Idk, I talked to my friends and they said they would feel the same way. How about you? I don’t want to seem like an AH, but I don’t know how I can bring this up to her or how to ask if we can maybe find a compromise.

Here were the top rated comments from readers:

RantyMcThrowaway

YTA, obviously. Amber sounds like a unique and interesting person, I'd love to be her friend, and I hope she finds a boyfriend who proudly shows her off rather than someone who she "embarrasses" by being herself. If you're not secure enough to be with someone who gets funny looks, do both of you guys a favour and let her go.

ddh85

Lol, this is one of the posts where it's obvious that OP is YTA.

Cabbage_Patch_Itch

You the butt for sure. If you’re walking around in shame due to your GF’s pretty BASIC and COMMON interests (#thrifting, #retro, #vintage) then put yourself out of your self-manufactured misery. I love the GF, though. Wish I was invited for cocktails!

11pagesIn

YTA, she sounds awesome.

She has style, confidence and individualism. You have none of those things.

sparkles_46

Lol YTA. You should date a boring conformist. Or grow a backbone. Pick one.

DisgruntledEwok

YTA. Do Amber a huge favor and break up with her. A relationship where one of the partners is "ashamed" to even be walking down the street together is destined to fail. She'll be much happy with someone who appreciates her quirks.

sharshenka

YTB. What is your endgame here? Do you expect her to change her entire home decor for you? I mean, you've basically just told her that if she wants to continue seeing you, she has to put up with knowing her style embarrasses you in the short term, and has to make major lifestyle compromises in the long term if you guys are going to intertwine your lives.

HippyGramma

What I'm reading here is a confident person living their best life in a relationship with someone who is so unaware of their own social anxiety they let it control them without even considering they might be the problem.

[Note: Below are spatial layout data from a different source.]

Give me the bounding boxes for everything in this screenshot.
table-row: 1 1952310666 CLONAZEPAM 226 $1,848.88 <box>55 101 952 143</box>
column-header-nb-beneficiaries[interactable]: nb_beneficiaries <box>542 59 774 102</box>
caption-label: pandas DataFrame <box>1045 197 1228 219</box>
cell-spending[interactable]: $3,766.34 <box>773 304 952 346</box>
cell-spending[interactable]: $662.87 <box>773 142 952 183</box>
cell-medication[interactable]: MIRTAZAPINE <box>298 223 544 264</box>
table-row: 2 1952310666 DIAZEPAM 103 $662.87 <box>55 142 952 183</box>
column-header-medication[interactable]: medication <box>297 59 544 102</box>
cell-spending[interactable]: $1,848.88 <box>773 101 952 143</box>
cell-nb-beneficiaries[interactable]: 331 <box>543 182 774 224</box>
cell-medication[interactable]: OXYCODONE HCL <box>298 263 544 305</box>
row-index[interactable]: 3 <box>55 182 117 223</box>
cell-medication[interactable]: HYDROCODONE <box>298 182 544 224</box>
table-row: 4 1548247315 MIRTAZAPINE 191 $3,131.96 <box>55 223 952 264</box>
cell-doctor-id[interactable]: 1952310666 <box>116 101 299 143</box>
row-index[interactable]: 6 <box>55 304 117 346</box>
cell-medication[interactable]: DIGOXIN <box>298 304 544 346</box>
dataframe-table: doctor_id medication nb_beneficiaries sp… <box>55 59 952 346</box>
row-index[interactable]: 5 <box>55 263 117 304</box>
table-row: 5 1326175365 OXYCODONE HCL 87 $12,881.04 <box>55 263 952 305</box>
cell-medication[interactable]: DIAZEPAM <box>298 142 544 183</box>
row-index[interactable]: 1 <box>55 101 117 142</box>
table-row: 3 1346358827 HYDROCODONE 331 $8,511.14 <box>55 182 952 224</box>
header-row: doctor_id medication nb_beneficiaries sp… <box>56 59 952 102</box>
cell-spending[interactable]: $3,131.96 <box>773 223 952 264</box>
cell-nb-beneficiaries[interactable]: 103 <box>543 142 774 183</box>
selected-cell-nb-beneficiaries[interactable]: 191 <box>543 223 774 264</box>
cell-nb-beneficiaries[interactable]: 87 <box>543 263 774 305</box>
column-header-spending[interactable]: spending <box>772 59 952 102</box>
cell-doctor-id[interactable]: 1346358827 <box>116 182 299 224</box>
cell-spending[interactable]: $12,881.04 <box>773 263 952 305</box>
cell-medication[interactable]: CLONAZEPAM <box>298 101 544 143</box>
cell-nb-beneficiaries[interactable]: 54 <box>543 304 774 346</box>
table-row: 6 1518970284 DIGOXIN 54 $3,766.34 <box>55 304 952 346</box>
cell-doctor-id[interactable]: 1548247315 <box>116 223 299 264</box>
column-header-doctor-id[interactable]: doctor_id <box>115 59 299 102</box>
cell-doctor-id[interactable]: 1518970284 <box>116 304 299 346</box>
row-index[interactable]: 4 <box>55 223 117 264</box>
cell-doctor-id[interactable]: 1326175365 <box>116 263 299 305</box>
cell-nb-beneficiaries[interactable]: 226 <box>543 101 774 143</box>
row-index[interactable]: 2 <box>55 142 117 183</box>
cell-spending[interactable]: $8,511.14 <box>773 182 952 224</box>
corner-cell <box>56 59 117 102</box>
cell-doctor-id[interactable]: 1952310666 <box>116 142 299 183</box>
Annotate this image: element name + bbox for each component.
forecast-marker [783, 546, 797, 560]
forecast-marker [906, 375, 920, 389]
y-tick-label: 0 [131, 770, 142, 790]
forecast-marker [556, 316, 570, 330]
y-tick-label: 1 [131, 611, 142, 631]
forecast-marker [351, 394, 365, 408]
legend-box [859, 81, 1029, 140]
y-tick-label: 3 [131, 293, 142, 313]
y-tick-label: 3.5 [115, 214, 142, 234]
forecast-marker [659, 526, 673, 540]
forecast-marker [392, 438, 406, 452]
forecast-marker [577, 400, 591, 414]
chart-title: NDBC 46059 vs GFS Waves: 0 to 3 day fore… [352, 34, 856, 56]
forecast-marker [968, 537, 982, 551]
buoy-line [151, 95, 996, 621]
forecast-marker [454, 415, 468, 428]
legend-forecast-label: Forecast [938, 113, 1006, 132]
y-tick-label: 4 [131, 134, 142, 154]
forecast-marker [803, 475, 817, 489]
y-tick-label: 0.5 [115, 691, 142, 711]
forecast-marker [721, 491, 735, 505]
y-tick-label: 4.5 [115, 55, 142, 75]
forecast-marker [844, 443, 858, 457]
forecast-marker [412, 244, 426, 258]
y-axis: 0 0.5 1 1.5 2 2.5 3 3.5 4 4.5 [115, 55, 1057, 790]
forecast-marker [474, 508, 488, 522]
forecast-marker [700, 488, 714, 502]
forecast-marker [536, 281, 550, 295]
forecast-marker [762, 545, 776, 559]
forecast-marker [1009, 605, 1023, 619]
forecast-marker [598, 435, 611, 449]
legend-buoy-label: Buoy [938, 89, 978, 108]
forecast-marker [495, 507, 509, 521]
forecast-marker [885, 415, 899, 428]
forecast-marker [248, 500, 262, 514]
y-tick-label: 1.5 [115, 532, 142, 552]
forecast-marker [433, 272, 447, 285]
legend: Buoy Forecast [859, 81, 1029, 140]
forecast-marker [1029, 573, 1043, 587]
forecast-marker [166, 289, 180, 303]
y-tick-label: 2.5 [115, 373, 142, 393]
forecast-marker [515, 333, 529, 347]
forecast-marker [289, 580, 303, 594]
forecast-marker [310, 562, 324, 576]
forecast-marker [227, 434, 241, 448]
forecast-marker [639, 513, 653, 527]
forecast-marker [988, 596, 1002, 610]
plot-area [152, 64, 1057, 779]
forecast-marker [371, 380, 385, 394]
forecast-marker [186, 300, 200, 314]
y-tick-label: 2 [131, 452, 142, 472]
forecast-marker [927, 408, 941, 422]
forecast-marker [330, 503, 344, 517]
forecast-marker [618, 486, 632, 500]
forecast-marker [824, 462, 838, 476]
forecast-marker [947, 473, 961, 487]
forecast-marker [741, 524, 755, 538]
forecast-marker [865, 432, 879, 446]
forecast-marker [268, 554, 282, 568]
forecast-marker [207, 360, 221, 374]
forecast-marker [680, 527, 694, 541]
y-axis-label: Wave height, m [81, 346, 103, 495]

If being a conformist is your focus, that's fair. But it sounds like your focus and hers are not compatible. Fear is a sh!!tty motivator and of the two of you, it's not her who is being motivated by fear. Given that she would literally have to become afraid of the judgment of others in order for you to feel better, it's time to move on or get some therapy for your own issues.

YTB and I do sincerely hope you reach a place of facing your anxieties. Being afraid of what other people think to the point you can't be free to enjoy a confident partner is a self-imposed prison. I hope you find the key to free yourself. And I hope you do it before you try to force your partner into a prison as well.

Does it seem like the OP is being a little too judgemental or are they realizing this relationship just might not be a good fit?